Moving into WASDE, corn looks a dangerous place for shorts to overlinger
June 12, 2024
Key Observations:
At 8:30am ET, BLS plans to publish U.S. CPI data for May-24. Conventional thinking asks policy makers and professional investors to look past the effects of food and energy prices on headline inflation because those prices are “volatile”.
At noon ET, the USDA plans to publish its monthly WASDE* report. Its updated supply and demand projections are likely to put a spotlight on food prices just three hours after the BLS scrum tells investors to ignore food prices.
Our focus is on the potential for a breakout in corn prices. At June 4, investors owned 521K lots long (84%-ile) against 734K lots sold short (98%-ile). This short bias is among the most extreme in decades relative to gross risk, which is itself at about the highest ever by bushel count.
The short case stands on solid fundamental dirt. USDA’s first estimates for 2024/25 project U.S. corn stocks will rise from high to higher.

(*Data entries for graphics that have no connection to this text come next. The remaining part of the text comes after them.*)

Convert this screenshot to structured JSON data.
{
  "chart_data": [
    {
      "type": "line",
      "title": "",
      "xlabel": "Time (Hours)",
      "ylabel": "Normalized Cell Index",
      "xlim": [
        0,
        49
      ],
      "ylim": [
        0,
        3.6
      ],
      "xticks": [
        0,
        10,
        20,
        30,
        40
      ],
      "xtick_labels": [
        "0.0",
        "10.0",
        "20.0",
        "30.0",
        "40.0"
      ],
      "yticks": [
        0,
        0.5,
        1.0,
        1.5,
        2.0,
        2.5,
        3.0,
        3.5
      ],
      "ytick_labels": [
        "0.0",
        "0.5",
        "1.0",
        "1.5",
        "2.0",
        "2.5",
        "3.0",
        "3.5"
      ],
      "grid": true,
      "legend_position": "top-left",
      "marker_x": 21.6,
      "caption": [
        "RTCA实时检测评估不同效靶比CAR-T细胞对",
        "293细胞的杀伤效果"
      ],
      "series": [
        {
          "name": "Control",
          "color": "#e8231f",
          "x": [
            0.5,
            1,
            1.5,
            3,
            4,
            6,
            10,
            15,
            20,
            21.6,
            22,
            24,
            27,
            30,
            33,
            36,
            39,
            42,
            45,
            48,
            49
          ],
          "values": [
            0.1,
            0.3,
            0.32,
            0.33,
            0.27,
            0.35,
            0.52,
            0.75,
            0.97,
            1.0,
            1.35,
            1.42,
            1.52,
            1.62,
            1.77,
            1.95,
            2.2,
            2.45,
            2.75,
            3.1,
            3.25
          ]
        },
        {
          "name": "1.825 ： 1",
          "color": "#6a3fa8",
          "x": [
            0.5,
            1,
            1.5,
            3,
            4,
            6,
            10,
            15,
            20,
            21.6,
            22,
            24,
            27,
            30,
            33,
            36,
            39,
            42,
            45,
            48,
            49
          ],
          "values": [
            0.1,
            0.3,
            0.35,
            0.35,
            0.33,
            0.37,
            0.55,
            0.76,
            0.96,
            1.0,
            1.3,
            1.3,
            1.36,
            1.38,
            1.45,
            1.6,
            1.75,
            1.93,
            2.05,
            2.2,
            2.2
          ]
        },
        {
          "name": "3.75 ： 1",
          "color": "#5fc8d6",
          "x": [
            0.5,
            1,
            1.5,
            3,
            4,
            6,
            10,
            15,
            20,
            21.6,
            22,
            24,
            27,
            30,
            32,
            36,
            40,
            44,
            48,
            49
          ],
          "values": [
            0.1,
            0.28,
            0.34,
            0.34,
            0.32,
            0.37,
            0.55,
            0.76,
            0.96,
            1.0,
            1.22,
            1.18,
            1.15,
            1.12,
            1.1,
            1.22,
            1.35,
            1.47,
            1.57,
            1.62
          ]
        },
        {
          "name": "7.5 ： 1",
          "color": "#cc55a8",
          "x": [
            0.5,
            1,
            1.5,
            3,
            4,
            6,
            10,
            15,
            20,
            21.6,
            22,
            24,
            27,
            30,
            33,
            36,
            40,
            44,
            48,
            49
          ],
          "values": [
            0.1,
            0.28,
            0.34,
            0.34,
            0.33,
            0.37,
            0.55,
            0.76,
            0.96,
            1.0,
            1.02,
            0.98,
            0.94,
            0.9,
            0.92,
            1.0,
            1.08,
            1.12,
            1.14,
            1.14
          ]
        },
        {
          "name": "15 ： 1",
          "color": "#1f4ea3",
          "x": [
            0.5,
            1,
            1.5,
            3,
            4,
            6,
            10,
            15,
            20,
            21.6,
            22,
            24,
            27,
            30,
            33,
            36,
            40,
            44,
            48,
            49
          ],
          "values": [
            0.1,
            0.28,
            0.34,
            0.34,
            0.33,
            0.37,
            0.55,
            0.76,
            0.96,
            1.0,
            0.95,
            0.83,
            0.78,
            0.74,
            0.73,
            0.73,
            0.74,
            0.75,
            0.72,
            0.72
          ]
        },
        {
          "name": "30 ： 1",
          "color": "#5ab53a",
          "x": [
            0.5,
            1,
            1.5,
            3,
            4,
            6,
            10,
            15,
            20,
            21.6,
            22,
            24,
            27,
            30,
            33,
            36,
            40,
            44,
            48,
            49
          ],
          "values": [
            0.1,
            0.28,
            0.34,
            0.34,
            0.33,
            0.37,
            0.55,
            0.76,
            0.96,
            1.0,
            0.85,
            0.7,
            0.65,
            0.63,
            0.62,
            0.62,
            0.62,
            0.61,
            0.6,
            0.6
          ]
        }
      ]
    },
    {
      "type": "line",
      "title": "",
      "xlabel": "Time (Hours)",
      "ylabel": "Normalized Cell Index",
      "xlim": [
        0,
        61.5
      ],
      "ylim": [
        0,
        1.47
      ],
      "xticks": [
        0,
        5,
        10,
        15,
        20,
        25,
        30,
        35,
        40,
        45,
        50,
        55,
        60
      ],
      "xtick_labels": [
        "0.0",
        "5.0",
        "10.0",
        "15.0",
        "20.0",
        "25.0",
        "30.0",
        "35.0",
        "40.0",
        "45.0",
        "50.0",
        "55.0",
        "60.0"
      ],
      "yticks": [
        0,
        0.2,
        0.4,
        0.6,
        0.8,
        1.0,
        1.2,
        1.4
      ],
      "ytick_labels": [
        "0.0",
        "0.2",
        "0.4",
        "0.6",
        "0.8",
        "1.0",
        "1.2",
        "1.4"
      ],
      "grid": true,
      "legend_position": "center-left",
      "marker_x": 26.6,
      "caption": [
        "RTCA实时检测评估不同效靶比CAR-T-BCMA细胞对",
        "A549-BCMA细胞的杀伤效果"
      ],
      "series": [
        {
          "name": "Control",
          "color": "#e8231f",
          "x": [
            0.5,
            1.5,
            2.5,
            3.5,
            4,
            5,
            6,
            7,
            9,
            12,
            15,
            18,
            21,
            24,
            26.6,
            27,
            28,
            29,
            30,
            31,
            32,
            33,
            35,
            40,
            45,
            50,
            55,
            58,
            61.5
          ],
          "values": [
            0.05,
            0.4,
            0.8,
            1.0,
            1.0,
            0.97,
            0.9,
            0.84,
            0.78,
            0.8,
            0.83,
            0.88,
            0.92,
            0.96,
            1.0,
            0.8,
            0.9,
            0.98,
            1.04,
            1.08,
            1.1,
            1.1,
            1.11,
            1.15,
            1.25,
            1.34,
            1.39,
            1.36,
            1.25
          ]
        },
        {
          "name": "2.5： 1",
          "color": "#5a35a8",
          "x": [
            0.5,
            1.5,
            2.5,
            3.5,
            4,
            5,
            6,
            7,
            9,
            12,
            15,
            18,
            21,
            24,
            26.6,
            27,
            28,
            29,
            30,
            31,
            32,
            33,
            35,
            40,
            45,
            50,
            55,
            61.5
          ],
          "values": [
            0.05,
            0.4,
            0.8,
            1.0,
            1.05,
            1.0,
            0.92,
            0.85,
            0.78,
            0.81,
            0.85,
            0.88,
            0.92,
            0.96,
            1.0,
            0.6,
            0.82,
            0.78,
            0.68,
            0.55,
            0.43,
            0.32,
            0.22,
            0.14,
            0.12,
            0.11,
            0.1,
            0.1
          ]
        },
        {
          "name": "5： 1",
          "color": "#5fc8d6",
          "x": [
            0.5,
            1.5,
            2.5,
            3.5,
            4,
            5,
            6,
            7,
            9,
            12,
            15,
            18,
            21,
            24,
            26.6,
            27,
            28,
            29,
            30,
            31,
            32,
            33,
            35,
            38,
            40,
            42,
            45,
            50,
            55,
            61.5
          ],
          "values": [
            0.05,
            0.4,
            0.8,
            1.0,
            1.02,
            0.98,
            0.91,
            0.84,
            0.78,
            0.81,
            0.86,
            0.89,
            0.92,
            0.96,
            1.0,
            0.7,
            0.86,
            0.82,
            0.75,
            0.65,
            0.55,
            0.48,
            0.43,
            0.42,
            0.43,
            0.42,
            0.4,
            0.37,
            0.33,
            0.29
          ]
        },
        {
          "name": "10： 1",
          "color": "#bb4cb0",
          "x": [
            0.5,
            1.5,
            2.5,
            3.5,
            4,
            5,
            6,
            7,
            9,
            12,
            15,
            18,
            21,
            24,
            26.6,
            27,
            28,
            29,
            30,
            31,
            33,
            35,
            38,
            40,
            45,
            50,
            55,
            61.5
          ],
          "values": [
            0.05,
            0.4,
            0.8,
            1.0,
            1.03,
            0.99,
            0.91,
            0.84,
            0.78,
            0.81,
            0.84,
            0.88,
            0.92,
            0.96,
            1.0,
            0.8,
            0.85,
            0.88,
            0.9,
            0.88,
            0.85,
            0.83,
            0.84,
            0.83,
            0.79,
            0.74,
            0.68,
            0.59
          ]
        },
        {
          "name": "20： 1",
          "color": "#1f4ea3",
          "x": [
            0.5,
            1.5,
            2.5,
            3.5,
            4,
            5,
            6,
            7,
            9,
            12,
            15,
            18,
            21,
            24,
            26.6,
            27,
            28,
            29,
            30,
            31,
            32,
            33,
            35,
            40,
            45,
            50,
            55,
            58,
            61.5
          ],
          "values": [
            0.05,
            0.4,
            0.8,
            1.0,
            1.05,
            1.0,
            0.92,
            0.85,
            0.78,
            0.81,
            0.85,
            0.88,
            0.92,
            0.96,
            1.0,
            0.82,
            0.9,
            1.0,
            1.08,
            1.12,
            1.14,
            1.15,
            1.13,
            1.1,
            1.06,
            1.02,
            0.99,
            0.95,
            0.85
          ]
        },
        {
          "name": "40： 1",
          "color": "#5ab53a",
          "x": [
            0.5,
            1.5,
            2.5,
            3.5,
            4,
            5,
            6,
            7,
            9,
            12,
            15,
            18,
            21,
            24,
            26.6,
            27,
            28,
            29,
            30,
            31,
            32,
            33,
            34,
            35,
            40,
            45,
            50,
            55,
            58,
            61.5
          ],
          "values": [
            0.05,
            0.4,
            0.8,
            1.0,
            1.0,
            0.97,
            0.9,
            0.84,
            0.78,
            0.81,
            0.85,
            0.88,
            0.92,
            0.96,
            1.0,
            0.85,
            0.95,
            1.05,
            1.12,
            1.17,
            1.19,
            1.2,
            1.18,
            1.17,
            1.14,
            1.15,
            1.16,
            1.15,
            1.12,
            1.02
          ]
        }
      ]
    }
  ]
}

But it’s in the price. Take note: USDA attaches a $4.40 average farm price to its bearish outlook, down from $4.65 this crop year and $6.54 last year. The M1 price has been finding firm support at and above $4.45 this week despite the bloated stocks projection and the heavy investor positions.
If there is even a mildly bullish shift in projections, short-covering alone might spur a significant price rally, like the one that occurred in wheat yesterday. Odds favor the punt long. Tight stops are prudent.